One way I have come to understand this is through Aboriginal rock art. An old master like the Mona Lisa is put behind plate glass and a phalanx of security guards prevent us from getting close to it, let alone touching it. Its age separates us from it. It is not protected for us, but from us. Some Indigenous rock art is far, far older. But that does not mean that it has remained untouched ever since, a shrine to the past. On the contrary. In many cases, such art is regularly refreshed. The act of repainting the art is categorically not vandalism. It is rather a reaffirmation of its value and meaning to the community, a ritual process which brings the past to life in the present. By repainting the art, its custodians, although they are not its original ‘authors’, contribute to its meaning, ‘deepening’ and accumulating’ their relationship ‘through time and across generations’. Sometimes, the artwork may even be changed or reinterpreted in the process.

This is a very different way of understanding the relationship between past and present, between history and myth on the one hand, and the role of law in our everyday lives on the other. But it is striking how closely it parallels Blokker’s urge to reimagine the social contract and the constitution – not as an artefact locked in the vaults of linear time, but as an artwork whose place in the social order requires our active participation here and now. A constitution, to shift the metaphor to a different example reflecting the same underlying logic, is like a ‘songline’. It is not the record of a past event, an historical document or story that recalls what happened at a particular point in the distant past: it is a world which we are obligated to sing into existence now and every single day.

The Constitution, in short, is everywhen. The Voice to Parliament, like the Statement from the Heart before it, and the Gove Land Rights case before that, and the Yirrkala Bark Petition before that, and Indigenous visions of lawfulness stretching back many millennia in a wise and steady flow, is an expression of this ‘everywhen,’ rock art painted and repainted, songlines constantly being sung and re-sung in a collective act of the imagination.
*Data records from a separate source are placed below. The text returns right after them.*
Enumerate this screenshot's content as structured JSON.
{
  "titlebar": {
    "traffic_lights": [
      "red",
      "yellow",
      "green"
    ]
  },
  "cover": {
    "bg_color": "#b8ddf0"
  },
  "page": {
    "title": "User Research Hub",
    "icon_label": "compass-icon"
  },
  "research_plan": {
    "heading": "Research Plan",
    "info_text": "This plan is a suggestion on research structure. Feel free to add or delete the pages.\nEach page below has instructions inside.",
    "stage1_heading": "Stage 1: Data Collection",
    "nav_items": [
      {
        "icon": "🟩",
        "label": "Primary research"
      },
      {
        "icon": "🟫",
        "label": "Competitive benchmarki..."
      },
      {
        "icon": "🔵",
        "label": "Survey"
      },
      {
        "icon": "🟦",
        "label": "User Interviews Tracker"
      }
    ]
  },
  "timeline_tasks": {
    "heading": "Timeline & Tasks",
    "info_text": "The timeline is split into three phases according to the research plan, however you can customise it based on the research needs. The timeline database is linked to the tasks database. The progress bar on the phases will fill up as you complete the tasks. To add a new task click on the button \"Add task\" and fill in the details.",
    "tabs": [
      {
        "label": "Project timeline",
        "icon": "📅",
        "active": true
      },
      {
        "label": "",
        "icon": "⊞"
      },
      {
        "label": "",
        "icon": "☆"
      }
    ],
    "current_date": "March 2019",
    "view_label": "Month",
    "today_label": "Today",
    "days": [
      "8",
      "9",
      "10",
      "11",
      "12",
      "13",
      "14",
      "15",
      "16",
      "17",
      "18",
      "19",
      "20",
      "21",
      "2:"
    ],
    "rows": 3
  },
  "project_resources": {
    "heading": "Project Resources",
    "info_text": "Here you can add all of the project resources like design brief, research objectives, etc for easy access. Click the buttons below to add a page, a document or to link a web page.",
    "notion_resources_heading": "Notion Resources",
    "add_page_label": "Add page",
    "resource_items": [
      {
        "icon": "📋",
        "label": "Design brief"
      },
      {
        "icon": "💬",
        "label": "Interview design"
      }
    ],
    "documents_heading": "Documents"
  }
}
The coming referendum is therefore not just about specific institutional arrangements. It pits against each other two opposed ideas about the relationship between the constitution and the people. The Constitution as a formal and technocratic document, held in time as in aspic; or the constitution as an ongoing discourse about how we need to learn to listen to one another and to talk to one another. The No vote responds to a certain way of thinking about law, time, and citizenship. The Yes vote derives from a very different way of thinking about law, time, and citizenship. It echoes ways of knowing with which Indigenous Australians are familiar and from which the rest of us still have much to learn.

Above all, this is what informed Yunupingu’s vision of the law throughout his life: a vision of the Constitution in this broader sense – as social and creative, embodied and embedded in cultural forms and vernaculars, constantly responsive to the changing dynamics of communities, seeking the words and the forms that best bring people and peoples together in better ways of living together. Like all of Yunupingu’s many and varied endeavours, the Voice to Parliament seeks to incorporate new voices in a new song, reflecting a distinctive vision of what constitutions are about, and why, and when. It is the ‘constitutional moment’ of our time.

In August 2022, at the Garma Festival – another important cultural event which Yunupingu and his brother established many years before – newly elected Labor Prime Minister Anthony Albanese met Yunupingu for the last time. Albanese announced the roadmap for this year’s referendum. Yunupingu reportedly asked the prime minister whether he meant what he said. He would not have been the first Indigenous leader to doubt the value of the white man’s word.

Albanese’s sincere commitment has something of the gravity of a deathbed promise about it. In 1963, parliament let Yunupingu down. In 1971 it was the judiciary; in 1988, a Labor prime minister; in 2017, a Liberal prime minister. In 2023, it is the people’s turn to have a say. Sadly, Yunupingu passed away in April. The Voice may be his lasting legacy; or the last in a long line of courageous disappointments.